Closed cantonios closed 1 year ago

cantonios commented 1 year ago

This is to support the use of a custom threadpool, like Eigen's or TensorFlow's. This will enable JAX/TF to use DUCC0 for FFTs with multithreading.

mreineck commented 1 year ago

This is just a spontaneous idea, but do you think it is possible/sensible to leave the ducc0 code basically untouched and just provide an alternative threading.cc that is based on the TF threadpool? This could make things easier in the future, when I might have to accomodate yet another thread pool from a different package. I'd volunteer to have a go myself at such a change, if I can find the necessary documentation.

cantonios commented 1 year ago

This is just a spontaneous idea, but do you think it is possible/sensible to leave the ducc0 code basically untouched and just provide an alternative threading.cc that is based on the TF threadpool?
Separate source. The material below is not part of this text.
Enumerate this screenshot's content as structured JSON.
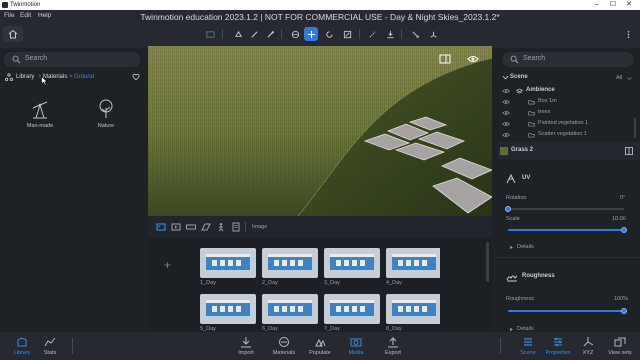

Thanks @mreineck, yeah I thought about trying that first. The problem is that we need to somehow pass in existing threadpools. We don't necessarily use a global threadpool, so this allows us to share the threadpool between ops (reducing thread contention), and avoids overhead of creating a new threadpool with every execParallel call.

This could make things easier in the future, when I might have to accomodate yet another thread pool from a different package. I'd volunteer to have a go myself at such a change, if I can find the necessary documentation.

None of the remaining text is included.